Dawn and Dusk

Country: UK
Available Format/s: 16mm / HD Video


This film is about the representation of light through an exploration of time-lapse photography.  The sky, the roof of a building and some tree tops was framed in a fixed position to enable a comparative study of changing light to be made over a period of time. The film was shot ‘in camera’ taking 1 frame every 30 seconds for 31 consecutive days from new moon to new moon. The filming took place for 90 minutes at dawn, starting before daybreak when it was still dark, then again for 90 minutes at dusk filming into darkness. The starting time for the dawn section was adjusted and made later each day and made continuously earlier for the dusk section to compensate for the changing sun rising and setting times. The aperture was set at F2, which was constant for all of the filming. Filming started in darkness each morning for each of the dawn sections, when the image was under exposed, and as it became lighter an image gradually began to register on the film. Then, subject to the intensity of the morning light and the prevailing weather conditions, the image became over exposed and gradually disappeared in the morning light. However over exposure did not always occur if the weather for morning filming session turned out to be dull and overcast.

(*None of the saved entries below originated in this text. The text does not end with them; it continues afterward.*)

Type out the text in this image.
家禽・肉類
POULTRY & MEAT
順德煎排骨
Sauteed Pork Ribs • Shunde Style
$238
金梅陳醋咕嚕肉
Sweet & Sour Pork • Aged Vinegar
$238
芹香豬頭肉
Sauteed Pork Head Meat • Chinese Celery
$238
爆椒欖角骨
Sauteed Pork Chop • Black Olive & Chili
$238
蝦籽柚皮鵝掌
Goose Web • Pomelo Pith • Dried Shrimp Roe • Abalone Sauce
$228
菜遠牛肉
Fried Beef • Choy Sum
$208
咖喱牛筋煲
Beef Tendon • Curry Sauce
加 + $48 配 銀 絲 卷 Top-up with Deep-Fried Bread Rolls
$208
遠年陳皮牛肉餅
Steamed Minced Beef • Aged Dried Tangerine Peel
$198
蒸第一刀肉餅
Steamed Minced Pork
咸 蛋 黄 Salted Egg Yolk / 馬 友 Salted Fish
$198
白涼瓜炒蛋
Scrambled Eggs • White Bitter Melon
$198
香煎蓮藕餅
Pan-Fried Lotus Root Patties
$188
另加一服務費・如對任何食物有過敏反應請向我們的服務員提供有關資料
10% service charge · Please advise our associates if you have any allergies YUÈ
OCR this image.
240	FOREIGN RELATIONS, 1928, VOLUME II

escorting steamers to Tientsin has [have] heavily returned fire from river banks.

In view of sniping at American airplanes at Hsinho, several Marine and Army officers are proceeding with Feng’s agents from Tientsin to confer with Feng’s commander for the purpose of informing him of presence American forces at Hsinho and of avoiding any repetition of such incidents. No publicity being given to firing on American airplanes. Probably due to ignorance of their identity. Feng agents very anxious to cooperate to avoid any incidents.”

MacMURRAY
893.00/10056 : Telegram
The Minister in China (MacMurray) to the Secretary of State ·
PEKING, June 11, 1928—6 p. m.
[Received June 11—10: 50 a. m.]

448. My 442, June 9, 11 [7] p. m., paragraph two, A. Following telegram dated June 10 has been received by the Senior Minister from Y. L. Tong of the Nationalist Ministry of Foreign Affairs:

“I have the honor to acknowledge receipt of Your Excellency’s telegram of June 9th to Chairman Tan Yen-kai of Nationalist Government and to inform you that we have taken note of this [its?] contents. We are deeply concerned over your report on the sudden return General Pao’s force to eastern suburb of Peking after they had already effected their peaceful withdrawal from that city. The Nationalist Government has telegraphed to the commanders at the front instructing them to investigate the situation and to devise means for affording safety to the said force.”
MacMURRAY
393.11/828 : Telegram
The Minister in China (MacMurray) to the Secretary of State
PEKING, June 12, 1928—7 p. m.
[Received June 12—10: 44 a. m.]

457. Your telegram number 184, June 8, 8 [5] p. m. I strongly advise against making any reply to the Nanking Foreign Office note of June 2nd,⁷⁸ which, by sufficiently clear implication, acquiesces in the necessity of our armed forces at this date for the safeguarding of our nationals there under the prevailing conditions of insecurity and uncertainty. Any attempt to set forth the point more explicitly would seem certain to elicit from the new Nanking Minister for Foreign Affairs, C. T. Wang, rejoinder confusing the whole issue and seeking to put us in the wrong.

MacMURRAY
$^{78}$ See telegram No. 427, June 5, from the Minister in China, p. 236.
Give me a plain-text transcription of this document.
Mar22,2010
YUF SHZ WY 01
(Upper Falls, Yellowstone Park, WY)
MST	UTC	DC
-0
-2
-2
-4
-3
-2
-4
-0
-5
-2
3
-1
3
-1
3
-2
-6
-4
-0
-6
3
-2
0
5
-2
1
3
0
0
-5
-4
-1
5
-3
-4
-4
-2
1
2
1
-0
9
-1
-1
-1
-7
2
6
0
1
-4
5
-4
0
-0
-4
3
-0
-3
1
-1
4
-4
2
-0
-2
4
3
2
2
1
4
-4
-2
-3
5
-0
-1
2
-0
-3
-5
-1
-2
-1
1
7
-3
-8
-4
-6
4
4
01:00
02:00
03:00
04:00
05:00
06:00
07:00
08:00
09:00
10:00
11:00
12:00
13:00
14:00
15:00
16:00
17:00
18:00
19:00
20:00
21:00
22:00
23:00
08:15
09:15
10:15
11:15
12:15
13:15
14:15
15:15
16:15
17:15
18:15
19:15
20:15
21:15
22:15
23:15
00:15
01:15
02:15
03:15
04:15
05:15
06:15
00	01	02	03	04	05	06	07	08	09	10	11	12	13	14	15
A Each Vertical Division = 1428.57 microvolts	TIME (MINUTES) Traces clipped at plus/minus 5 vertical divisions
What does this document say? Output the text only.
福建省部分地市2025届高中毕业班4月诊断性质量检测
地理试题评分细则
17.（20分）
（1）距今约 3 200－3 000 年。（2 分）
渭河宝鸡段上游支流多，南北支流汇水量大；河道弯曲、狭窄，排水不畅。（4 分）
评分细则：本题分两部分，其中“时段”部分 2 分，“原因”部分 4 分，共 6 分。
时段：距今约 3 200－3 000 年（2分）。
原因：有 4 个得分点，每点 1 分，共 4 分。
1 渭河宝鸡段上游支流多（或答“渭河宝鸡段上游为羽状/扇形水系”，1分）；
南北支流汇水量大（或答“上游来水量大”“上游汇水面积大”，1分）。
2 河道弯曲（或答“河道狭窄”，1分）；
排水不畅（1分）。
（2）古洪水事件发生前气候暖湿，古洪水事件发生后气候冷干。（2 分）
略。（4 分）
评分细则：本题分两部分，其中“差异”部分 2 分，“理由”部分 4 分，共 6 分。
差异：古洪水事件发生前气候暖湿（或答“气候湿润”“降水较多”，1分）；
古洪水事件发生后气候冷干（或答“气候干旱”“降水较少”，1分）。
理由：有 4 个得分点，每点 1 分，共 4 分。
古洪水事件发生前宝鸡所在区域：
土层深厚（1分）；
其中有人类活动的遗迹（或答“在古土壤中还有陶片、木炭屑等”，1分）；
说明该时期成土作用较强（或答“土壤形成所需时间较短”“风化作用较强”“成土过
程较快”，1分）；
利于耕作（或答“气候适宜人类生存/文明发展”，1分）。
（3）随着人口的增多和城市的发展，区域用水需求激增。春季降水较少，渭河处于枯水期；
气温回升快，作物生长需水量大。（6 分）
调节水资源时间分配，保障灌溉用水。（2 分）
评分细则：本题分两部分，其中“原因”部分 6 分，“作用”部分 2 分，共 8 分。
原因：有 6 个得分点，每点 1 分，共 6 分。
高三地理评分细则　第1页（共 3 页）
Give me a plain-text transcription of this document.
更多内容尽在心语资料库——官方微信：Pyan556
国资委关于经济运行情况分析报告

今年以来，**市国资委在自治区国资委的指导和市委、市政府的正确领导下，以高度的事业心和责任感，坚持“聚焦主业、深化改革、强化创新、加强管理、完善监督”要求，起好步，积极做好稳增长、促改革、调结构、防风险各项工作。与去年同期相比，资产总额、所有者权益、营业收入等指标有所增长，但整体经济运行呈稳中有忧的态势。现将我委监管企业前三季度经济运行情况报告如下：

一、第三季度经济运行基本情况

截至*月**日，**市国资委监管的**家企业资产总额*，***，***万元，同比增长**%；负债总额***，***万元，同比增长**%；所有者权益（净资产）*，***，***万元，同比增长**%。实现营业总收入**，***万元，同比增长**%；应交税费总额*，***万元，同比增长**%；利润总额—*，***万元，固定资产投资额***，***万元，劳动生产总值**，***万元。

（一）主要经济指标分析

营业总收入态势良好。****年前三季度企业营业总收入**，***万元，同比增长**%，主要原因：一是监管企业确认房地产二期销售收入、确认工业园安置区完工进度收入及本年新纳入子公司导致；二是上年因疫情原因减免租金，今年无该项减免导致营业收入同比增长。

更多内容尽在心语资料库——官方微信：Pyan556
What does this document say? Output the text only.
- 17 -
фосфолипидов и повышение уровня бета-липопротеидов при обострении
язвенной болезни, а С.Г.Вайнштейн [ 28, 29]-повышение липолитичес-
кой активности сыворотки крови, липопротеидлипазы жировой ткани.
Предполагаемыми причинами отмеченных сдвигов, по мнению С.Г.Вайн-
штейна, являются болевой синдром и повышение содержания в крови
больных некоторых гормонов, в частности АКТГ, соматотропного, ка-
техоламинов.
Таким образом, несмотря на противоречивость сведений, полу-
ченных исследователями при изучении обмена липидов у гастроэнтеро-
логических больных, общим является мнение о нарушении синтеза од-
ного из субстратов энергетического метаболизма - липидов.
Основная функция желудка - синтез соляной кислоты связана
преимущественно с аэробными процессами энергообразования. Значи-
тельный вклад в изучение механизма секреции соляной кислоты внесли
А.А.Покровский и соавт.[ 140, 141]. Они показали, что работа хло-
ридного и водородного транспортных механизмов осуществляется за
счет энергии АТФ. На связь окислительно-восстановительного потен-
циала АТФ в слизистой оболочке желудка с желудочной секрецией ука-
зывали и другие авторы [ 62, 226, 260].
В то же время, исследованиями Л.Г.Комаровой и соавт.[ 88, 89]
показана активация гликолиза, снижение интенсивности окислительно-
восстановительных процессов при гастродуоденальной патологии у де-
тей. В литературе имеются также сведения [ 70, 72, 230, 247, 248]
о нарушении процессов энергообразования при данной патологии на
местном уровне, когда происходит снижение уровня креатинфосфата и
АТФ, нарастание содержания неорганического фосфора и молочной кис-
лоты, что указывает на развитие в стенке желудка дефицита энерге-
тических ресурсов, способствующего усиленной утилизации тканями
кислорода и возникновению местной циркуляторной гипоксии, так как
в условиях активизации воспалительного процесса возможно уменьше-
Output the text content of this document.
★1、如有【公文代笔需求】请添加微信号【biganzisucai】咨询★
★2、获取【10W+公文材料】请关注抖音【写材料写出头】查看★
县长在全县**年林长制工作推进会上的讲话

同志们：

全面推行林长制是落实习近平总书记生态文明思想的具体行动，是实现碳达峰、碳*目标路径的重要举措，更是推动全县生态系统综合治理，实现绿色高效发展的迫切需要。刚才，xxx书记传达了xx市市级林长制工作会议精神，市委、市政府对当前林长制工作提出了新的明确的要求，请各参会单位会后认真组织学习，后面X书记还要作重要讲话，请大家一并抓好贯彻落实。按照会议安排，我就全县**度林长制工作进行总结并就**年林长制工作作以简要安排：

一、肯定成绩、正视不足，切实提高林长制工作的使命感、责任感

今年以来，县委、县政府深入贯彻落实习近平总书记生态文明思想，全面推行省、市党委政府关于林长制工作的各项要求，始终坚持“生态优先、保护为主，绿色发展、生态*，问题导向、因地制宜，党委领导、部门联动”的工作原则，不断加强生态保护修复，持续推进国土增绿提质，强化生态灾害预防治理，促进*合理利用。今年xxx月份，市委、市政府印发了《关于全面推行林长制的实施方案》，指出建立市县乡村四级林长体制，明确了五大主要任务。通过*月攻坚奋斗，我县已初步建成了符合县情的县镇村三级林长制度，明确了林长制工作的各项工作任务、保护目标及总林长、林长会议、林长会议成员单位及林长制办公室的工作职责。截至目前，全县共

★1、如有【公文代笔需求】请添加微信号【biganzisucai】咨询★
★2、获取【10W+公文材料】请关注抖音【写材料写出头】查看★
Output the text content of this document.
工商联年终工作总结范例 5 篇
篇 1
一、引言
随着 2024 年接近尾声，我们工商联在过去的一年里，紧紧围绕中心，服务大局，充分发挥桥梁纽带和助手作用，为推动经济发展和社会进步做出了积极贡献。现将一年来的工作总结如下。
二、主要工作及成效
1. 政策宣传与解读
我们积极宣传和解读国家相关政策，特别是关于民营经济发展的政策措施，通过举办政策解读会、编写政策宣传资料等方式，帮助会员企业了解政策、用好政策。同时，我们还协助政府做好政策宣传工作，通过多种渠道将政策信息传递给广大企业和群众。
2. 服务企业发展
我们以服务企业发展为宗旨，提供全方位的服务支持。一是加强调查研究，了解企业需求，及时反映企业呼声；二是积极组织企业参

This whole procedure is reversed for evening section, starting from over exposure before sunset, and gradually to under exposure at dusk, and then into darkness after the sun had set.

The unpredictability and anticipation of what might be recorded on film each day at dawn and dusk, over the period of 31 consecutive days, made this an interesting but challenging experience and filming discipline. The time lapse appears to create a cycle and light rhythm which is distinctive to film.

This film has also been presented in the form of still film frames which depict an overall visual gradient of changing light. It also enables visual comparisons and differences to be made between the individual frames in a sequence, between each section of dawn and dusk, and the differences between each of the sequences taken on consecutive days.